Eventually I wandered back into the palace, and to the Temple, where the assembly was breaking up at last. Merchants and nobles and scriveners drifted down the hall in knots, still arguing with each other. They ignored me completely as I came to the Temple entrance.

“Thanks for leaving,” said Lady Nemmer as she emerged looking thoroughly disgruntled. “We got exactly one thing done, aside from setting a date for a future useless meeting.”

I smiled at her annoyance; she scowled back, the room growing oddly shadowed. But she wasn’t really angry, so I asked, “And the thing you got done was?”

“We chose a name.” She waved a hand, irritable. “A pretentious and needlessly poetic one, but the mortals outnumbered Kitr and I, so we couldn’t vote it down. Aeternat. It’s one of our words. It means —”

I cut her off. “I don’t need to know, Lady Nemmer. Please convey to whoever’s speaking for this Aeternat that they should inform me when they’re ready for the transfer of military command and funds.”

She looked at me in real surprise, then finally nodded.

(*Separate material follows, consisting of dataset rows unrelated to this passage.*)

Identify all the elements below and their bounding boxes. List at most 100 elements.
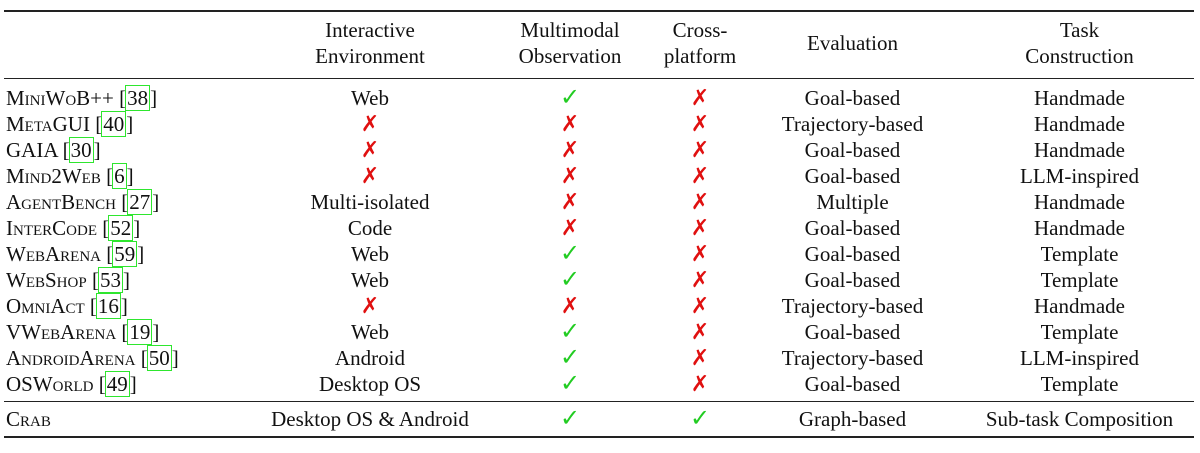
multimodal-observation-check-icon: ✓ <box>559 319 581 345</box>
evaluation: Goal-based <box>804 164 901 188</box>
table-row: WebArena [59] Web ✓ ✗ Goal-based Template <box>4 241 1194 267</box>
evaluation: Multiple <box>816 190 889 214</box>
benchmark-label: AgentBench <box>6 190 116 214</box>
task-construction: Template <box>1040 372 1119 396</box>
interactive-environment: Desktop OS <box>318 372 422 396</box>
interactive-environment: Web <box>351 320 389 344</box>
header-multimodal-observation: Multimodal Observation <box>480 11 660 79</box>
citation-link[interactable]: 53 <box>97 267 123 293</box>
interactive-environment: Android <box>335 346 405 370</box>
multimodal-observation-check-icon: ✓ <box>559 267 581 293</box>
benchmark-name: GAIA [30] <box>6 137 101 163</box>
task-construction: LLM-inspired <box>1020 346 1139 370</box>
header-text: platform <box>663 44 737 68</box>
table-row: VWebArena [19] Web ✓ ✗ Goal-based Template <box>4 319 1194 345</box>
evaluation: Goal-based <box>804 138 901 162</box>
evaluation: Trajectory-based <box>781 112 924 136</box>
citation-link[interactable]: 16 <box>95 293 121 319</box>
header-text: Construction <box>1025 44 1134 68</box>
benchmark-comparison-table: Interactive Environment Multimodal Observat… <box>4 10 1194 438</box>
table-row: OSWorld [49] Desktop OS ✓ ✗ Goal-based Templa… <box>4 371 1194 402</box>
benchmark-label: AndroidArena <box>6 346 136 370</box>
ours-section: Crab Desktop OS & Android ✓ ✓ Graph-base… <box>4 401 1194 437</box>
cross-platform-cross-icon: ✗ <box>690 137 710 162</box>
benchmark-label: WebShop <box>6 268 87 292</box>
cross-platform-check-icon: ✓ <box>689 406 711 432</box>
header-text: Observation <box>518 44 622 68</box>
benchmark-label: MetaGUI <box>6 112 90 136</box>
citation-link[interactable]: 6 <box>112 163 127 189</box>
interactive-environment: Web <box>351 242 389 266</box>
citation-link[interactable]: 27 <box>127 189 153 215</box>
header-text: Interactive <box>325 18 415 42</box>
evaluation: Graph-based <box>798 407 907 431</box>
benchmark-name: VWebArena [19] <box>6 319 160 345</box>
table-row: Mind2Web [6] ✗ ✗ ✗ Goal-based LLM-inspired <box>4 163 1194 189</box>
cross-platform-cross-icon: ✗ <box>690 163 710 188</box>
benchmark-name: WebShop [53] <box>6 267 130 293</box>
benchmark-label: GAIA <box>6 138 58 162</box>
cross-platform-cross-icon: ✗ <box>690 319 710 344</box>
citation-link[interactable]: 19 <box>127 319 153 345</box>
citation-link[interactable]: 50 <box>146 345 172 371</box>
multimodal-observation-check-icon: ✓ <box>559 371 581 397</box>
interactive-environment: Code <box>347 216 393 240</box>
table-row-crab: Crab Desktop OS & Android ✓ ✓ Graph-base… <box>4 401 1194 437</box>
benchmark-name: MiniWoB++ [38] <box>6 85 158 111</box>
interactive-environment: Web <box>351 268 389 292</box>
table-row: InterCode [52] Code ✗ ✗ Goal-based Handmade <box>4 215 1194 241</box>
task-construction: Template <box>1040 268 1119 292</box>
benchmark-name: AndroidArena [50] <box>6 345 179 371</box>
evaluation: Trajectory-based <box>781 346 924 370</box>
benchmark-name: Mind2Web [6] <box>6 163 134 189</box>
benchmark-label: OSWorld <box>6 372 94 396</box>
task-construction: Handmade <box>1034 86 1125 110</box>
table-row: MetaGUI [40] ✗ ✗ ✗ Trajectory-based Handmade <box>4 111 1194 137</box>
interactive-environment-cross-icon: ✗ <box>360 293 380 318</box>
header-text: Multimodal <box>520 18 620 42</box>
cross-platform-cross-icon: ✗ <box>690 345 710 370</box>
citation-link[interactable]: 38 <box>125 85 151 111</box>
benchmark-label: Mind2Web <box>6 164 101 188</box>
table-row: MiniWoB++ [38] Web ✓ ✗ Goal-based Handmade <box>4 79 1194 111</box>
evaluation: Goal-based <box>804 320 901 344</box>
cross-platform-cross-icon: ✗ <box>690 241 710 266</box>
benchmark-label: OmniAct <box>6 294 85 318</box>
task-construction: Handmade <box>1034 138 1125 162</box>
multimodal-observation-check-icon: ✓ <box>559 241 581 267</box>
table-row: AgentBench [27] Multi-isolated ✗ ✗ Multiple H… <box>4 189 1194 215</box>
cross-platform-cross-icon: ✗ <box>690 371 710 396</box>
interactive-environment-cross-icon: ✗ <box>360 137 380 162</box>
benchmark-name: OmniAct [16] <box>6 293 128 319</box>
header-interactive-environment: Interactive Environment <box>260 11 480 79</box>
citation-link[interactable]: 40 <box>101 111 127 137</box>
citation-link[interactable]: 52 <box>108 215 134 241</box>
header-name <box>4 11 260 79</box>
cross-platform-cross-icon: ✗ <box>690 111 710 136</box>
header-evaluation: Evaluation <box>740 11 965 79</box>
multimodal-observation-cross-icon: ✗ <box>560 111 580 136</box>
interactive-environment: Web <box>351 86 389 110</box>
interactive-environment-cross-icon: ✗ <box>360 163 380 188</box>
interactive-environment: Desktop OS & Android <box>271 407 469 431</box>
task-construction: LLM-inspired <box>1020 164 1139 188</box>
evaluation: Goal-based <box>804 372 901 396</box>
task-construction: Handmade <box>1034 216 1125 240</box>
cross-platform-cross-icon: ✗ <box>690 189 710 214</box>
benchmark-name: Crab <box>6 407 51 431</box>
cross-platform-cross-icon: ✗ <box>690 267 710 292</box>
citation-link[interactable]: 49 <box>104 371 130 397</box>
benchmark-label: WebArena <box>6 242 101 266</box>
interactive-environment-cross-icon: ✗ <box>360 111 380 136</box>
task-construction: Template <box>1040 242 1119 266</box>
citation-link[interactable]: 30 <box>68 137 94 163</box>
header-text: Task <box>1059 18 1100 42</box>
multimodal-observation-check-icon: ✓ <box>559 85 581 111</box>
multimodal-observation-cross-icon: ✗ <box>560 293 580 318</box>
benchmark-label: MiniWoB++ <box>6 86 114 110</box>
multimodal-observation-cross-icon: ✗ <box>560 163 580 188</box>
table-row: WebShop [53] Web ✓ ✗ Goal-based Template <box>4 267 1194 293</box>
benchmark-name: InterCode [52] <box>6 215 141 241</box>
citation-link[interactable]: 59 <box>112 241 138 267</box>
benchmark-rows: MiniWoB++ [38] Web ✓ ✗ Goal-based Handmade Met… <box>4 79 1194 402</box>
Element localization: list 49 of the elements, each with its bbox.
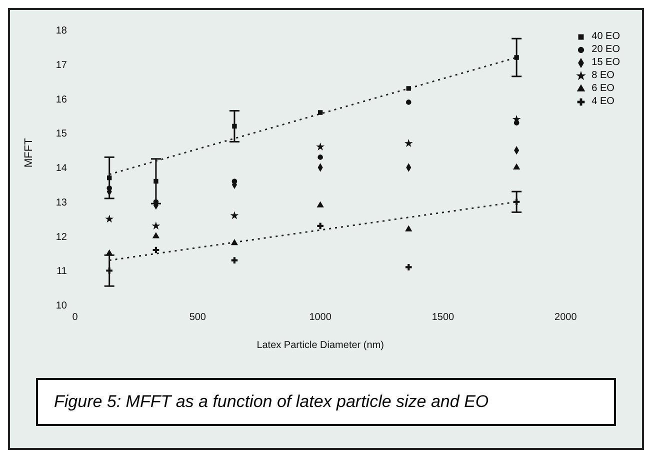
point [106,267,112,274]
y-tick-label: 17 [56,60,68,71]
x-axis-title: Latex Particle Diameter (nm) [256,340,384,351]
legend-label: 40 EO [592,30,620,43]
point [513,163,520,170]
legend-label: 8 EO [592,69,614,82]
y-tick-label: 12 [56,232,68,243]
caption: Figure 5: MFFT as a function of latex particle size and EO [36,378,616,426]
point [406,100,412,105]
y-tick-label: 16 [56,94,68,106]
point [318,154,323,160]
point [317,222,324,230]
y-tick-label: 18 [56,26,68,37]
point [406,86,411,91]
legend-label: 4 EO [592,95,614,108]
point [152,222,160,230]
point [513,198,520,206]
point [152,232,160,238]
point [316,142,325,150]
point [154,178,158,184]
y-tick-label: 10 [56,300,68,312]
point [405,264,412,270]
point [105,214,114,223]
y-tick-label: 13 [56,197,68,208]
point [231,257,238,264]
point [318,110,323,115]
point [405,225,412,232]
y-axis-title: MFFT [22,138,35,168]
x-tick-label: 2000 [554,312,578,324]
x-tick-label: 1500 [432,312,455,324]
y-tick-label: 14 [56,163,68,174]
y-tick-label: 11 [56,266,68,278]
legend-label: 6 EO [592,82,614,95]
point [512,114,521,123]
x-tick-label: 1000 [309,312,332,324]
legend-label: 20 EO [592,43,620,56]
point [514,55,519,60]
point [152,246,160,254]
point [230,239,238,246]
point [232,124,237,129]
point [230,211,239,220]
x-tick-label: 0 [72,312,78,324]
point [106,249,113,256]
x-tick-label: 500 [189,312,206,324]
legend-label: 15 EO [592,56,620,69]
y-tick-label: 15 [56,128,68,140]
point [316,201,324,208]
point [404,139,413,148]
point [107,175,112,180]
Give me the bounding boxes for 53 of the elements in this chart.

We turned at the sound of someone calling my name from down the corridor: Datennay. He’d sat in on the Aeternat’s session. I would have to quickly dissuade him from doing that, now that he was my husband. Beyond him was Ramina, who watched me with a solemn sorrow in his expression that I understood completely. He caught my eye over the heads of a gaggle of shouting priests and smiled, however, inclining his head in approval. It warmed me. I would need to have his true sigil removed sometime soon.